Engineered colloidal quantum dots as universal optical gain media for solution and solid-state lasers and laser diodes

Laser technologies can be enhanced using colloidal quantum dots. The scalability and inexpensive chemical techniques used to synthesize QDs make them more attractive and prominent to work on. Faster Auger recombination can be removed using meticulously engineered hetero-QDs. The researcher has also employed compositional grading of QDs interior to smoothen charge carrier confinement potential, thereby suppressing the strength of individual Auger transition. This engineered QD shows longer optical gain lifetimes while maintaining strong 3D confinement.

Symposium SB02: Charge Carrier Transport in Organic and Organic-Inorganic Hybrid Materials

John Anthony, Tanner Smith, Karl Thorney, and Dean Windemuller, University of Kentucky

Synthesis and functionalization of new chromophores for organic electronics and photonics

Written by Swati Suman

Organic electronics has gained much attention due to its viability and range of applications in optoelectronics. However, it requires optimization of both core chromophore and interaction in solid states. The research team explored the synthesis and implementation of large chromophores fused ring aromatic compounds to enhance photonics properties. The researchers have developed a process to grow large aromatic systems that have absorbance in the near-infrared region. With electronic coupling within chromophores, the researchers developed singlet fission chromophores that yield quintet states. Along with tuning the functional group on other systems, using C-H-π interaction reduces disorders and greatly impacts charge transport. The researchers have established long life by new reaction pathways that alter reaction with oxygen or dimerization.

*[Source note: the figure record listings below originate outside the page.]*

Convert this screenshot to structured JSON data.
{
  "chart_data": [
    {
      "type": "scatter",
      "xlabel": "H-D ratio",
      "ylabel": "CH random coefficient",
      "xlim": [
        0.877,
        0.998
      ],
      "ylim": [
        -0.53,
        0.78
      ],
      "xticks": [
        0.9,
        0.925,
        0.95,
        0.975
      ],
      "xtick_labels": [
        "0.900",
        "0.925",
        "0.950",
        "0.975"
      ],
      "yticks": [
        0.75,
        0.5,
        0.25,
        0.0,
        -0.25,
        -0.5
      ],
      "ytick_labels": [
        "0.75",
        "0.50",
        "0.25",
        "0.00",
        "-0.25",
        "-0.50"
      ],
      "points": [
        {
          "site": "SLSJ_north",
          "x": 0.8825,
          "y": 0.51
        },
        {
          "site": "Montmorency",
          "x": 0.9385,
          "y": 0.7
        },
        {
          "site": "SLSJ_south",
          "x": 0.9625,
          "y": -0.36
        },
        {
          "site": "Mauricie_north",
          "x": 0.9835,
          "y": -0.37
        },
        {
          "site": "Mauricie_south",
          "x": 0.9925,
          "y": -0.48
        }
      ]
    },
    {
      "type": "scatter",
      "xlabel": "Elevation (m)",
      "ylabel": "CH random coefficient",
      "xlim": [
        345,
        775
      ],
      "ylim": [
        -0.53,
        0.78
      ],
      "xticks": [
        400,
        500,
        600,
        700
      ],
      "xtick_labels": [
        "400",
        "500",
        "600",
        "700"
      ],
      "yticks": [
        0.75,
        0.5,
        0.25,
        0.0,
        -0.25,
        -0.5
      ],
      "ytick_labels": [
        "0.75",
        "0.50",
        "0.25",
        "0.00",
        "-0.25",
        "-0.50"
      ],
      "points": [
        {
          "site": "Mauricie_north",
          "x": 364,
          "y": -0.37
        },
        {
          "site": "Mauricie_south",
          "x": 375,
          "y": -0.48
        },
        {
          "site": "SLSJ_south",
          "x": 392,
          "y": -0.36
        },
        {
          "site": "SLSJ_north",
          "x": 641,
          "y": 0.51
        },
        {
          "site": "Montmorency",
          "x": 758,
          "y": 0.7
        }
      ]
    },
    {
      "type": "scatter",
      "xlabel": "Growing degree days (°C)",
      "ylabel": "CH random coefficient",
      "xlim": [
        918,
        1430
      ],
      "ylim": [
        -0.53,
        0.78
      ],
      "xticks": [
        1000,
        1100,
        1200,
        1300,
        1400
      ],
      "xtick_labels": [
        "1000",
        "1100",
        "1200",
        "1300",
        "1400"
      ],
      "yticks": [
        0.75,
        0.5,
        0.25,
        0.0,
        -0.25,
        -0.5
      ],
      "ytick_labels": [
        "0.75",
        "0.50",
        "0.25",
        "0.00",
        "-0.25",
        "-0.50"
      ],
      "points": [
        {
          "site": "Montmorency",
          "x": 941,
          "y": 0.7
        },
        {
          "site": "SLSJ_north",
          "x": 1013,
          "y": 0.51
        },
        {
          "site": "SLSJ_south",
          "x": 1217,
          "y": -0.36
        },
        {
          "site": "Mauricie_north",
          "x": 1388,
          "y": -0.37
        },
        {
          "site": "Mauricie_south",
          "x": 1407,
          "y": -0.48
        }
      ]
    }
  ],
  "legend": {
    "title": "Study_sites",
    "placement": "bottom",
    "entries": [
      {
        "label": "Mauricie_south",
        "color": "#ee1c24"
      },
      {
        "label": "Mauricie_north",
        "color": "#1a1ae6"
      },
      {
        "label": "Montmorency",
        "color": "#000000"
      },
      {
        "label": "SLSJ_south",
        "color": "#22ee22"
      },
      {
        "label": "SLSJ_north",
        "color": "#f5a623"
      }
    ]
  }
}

Symposium SB11: Bio-Based and Biomimetic Polymers in Soft Robotics

Jie Xu, Argonne National Laboratory

The Synergy of Electronic Polymers and Self-Driving Laboratories for Innovations in Soft Robots

Written by Kazi Zihan Hossain

Humankind has lived through different ages, such as the Stone Age, Iron Age, Bronze Age, and Industrial Age, and relied on different tools to advance technology and quality of life. Currently, we are living in the artificial intelligence (AI) age, and AI is getting involved in different aspects of our lives to automate various repeated tasks. However, AI has yet to get fully involved in the R&D sector, such as materials discovery with a new functional property. The development of such materials relies on the tremendous manual labor of students and laboratory workers. To overcome these problems, Jie Xu and colleagues from Argonne National Laboratory have developed an innovative solution, Polybot. This AI workflow can learn from literature data to understand the recipe of different molecules, synthesize them automatically by controlling robots, and characterize them. This AI-based platform holds huge potential for discovering new types of functional materials. They have demonstrated the feasibility of synthesizing an electrochromic polymer, which changes color based on the applied electrical potential or current. By declaring the desired color of the polymer, Polybot could synthesize the exact polymer on a limited budget with high accuracy. Thus, Polybot shows potential for groundbreaking innovation in soft robotics and beyond harnessing the power of AI.